Letter To The Editor: Youths And Social Vices
The reports of some pockets of violence in various polling units across the states of the federation during the just-concluded elections called for a serious concern. To see that most of the perpetrators are youths leave a bad taste in the mouth of all and sundry whose thinking are upright.
This restates the social vices, bad traits, unhealthy and negative behaviours that are against the morality of the society and frowned at by the public amongst our youths.
The United Nations defines a youth as a person between the age of 15 and 24.
In many part of Sub-Saharan Africa, violence is associated with young men between the ages of 15 and 30 or precisely 35 years of age.
It is however sad today to find many young people turned to agents of ruin and destruction instead of being agents of peace and transformation. They freely engage in social vices ranging from drug abuse, alcoholism, smoking, indecent dressing, prostitution, cultism, examination malpractice, hooliganism, gambling, rape and many other unhealthy lifestyles.

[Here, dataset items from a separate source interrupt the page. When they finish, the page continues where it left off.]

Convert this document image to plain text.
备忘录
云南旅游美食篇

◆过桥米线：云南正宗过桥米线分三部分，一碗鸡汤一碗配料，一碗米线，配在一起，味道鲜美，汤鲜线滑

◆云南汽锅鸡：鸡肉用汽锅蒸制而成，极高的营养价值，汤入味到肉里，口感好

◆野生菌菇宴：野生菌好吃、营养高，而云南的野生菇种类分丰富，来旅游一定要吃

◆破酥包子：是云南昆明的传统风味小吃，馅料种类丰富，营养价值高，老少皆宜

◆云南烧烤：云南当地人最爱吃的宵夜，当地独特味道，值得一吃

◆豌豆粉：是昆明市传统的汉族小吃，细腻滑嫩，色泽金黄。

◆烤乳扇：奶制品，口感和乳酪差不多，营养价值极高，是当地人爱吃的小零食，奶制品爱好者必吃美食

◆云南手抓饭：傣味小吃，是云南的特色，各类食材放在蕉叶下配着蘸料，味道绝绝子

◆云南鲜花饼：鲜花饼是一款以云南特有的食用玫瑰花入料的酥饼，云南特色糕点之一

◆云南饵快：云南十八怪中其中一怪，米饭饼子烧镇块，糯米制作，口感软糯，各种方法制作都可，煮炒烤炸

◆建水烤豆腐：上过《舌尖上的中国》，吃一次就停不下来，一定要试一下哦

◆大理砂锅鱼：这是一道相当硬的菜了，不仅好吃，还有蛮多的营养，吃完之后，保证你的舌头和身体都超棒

Over time, peer pressure has become the major cause of youth involvement in social vices.
Poverty, mental illness, inherited traits, broken homes and complex interactions of psychological and biological forces that encourage individuals to rebel against social norms are also some of the reasons why youths engage in untoward act.
These vices have contributed to increase in the number of rudderless youths, hence making them to be stagnant in the areas of unproductiveness for too long. As a result, governments at all levels should see the need to accord extreme premium to youths.
Parents are not left out in the fight against social vices and electoral violence. They must as a matter of responsibility inculcate cultural and religious values in their children.
According to Robert Kennedy, the 84th United States Attorney General, “the world demands, not a time of life but a state of mind; a temper of will, a quality of imagination, a predominance of courage over timidity of the appetite for adventure over the life of ease.” This must always ring bell in the head of youths to guarantee better future for themselves.